More recently, there has been growing evidence that the sodium
gradient is important to minimize in hemodialysis patients as it positively
correlates with changes in BP during hemodialysis and IDWG.
This study aimed to study the value of dialysis sodium gradient as a
modifiable risk factor for fluid overload in hemodialysis patients.

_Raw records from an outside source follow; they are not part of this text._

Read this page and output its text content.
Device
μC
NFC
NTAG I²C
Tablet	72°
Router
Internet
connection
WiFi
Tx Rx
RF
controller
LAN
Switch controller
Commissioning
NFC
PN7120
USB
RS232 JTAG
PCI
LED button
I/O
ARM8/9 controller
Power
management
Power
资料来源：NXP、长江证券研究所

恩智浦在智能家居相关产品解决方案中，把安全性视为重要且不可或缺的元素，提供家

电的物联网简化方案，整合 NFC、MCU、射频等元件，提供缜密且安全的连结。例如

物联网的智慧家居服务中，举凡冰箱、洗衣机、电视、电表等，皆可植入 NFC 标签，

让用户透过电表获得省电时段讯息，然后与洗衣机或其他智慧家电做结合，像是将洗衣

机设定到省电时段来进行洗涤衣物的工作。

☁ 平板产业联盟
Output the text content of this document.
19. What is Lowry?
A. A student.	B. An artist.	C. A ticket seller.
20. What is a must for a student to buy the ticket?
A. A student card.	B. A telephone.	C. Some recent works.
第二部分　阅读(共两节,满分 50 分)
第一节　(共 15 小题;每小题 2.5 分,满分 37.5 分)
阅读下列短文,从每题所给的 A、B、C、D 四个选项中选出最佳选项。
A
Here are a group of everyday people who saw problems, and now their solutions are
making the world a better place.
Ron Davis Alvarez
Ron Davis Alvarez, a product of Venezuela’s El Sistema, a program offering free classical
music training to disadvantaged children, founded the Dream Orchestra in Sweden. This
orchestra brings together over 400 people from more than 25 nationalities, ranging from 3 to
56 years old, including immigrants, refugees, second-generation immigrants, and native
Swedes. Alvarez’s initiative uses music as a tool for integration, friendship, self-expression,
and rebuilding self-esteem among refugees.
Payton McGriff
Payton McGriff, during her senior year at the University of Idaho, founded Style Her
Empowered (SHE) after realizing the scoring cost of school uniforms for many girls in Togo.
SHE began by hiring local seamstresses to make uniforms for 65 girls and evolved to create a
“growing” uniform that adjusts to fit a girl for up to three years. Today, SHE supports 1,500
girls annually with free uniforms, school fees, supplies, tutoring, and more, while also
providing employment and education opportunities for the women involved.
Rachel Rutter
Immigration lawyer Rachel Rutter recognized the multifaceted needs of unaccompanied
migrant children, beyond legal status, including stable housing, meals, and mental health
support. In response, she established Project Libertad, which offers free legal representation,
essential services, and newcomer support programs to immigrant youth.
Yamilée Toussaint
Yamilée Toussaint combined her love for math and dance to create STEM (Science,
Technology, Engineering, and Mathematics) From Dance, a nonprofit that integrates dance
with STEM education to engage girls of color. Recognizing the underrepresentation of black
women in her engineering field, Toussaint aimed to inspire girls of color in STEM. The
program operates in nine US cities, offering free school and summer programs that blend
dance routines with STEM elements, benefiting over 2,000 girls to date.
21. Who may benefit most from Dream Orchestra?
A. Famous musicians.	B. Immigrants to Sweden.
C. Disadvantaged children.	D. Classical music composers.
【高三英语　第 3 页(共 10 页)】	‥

This study was conducted on 102 hemodialysis patients regularly
coming for hemodialysis unit in Zefta general hospital, Al Gharbia
governorate, Egypt. Patients were classified according to blood pressure
variability into three groups: group I: consisted of 56 patients with No
blood pressure variability, group II: consisted of 24 patients who had
Intradialytic hypotension and group III: consisted of 22 patients who had
Intradialytic hypertension.
Our results show there were no statistically significant differences
between the studied groups as regard gender (p=0.1939), age (p=0.192),
primary renal dieses (p=0.189) and vascular access type (p=0.978),
dialysis duration (p=0.976), hemoglobin (p=0.131), pre, post-dialytic urea
(p=0.839, p=0.120), pre, post-dialytic creatinine (p=0.584, p=0.190),
differences between Post-dialytic urea and pre-dialytic urea (P= 0.729),
differences between Post-dialytic creatinine and pre-dialytic creatinine
(P=0.974), ultrafiltration (UF) rate (p=0.729), UF volume (p=0.698) and
IDWG% (p=0.777) and Sodium gradient (p=0.468). Our results show there was a positive correlation between sodium
gradient and the mean IDWG %, mean UF volume and rate among the
studied hemodialysis patients.
Conclusion:
Based on our results we can concluded that there was appositive
correlation between sodium gradient and IDWG% and consequently UF
volume and UF rate.
A higher sodium gradient was associated with significant increases
in IDWG and UF rates, known to be associated with poor outcomes.
Individualizing the dialysate sodium prescription to minimize sodium gap
may lead to less fluid overload in conventional hemodialysis patients.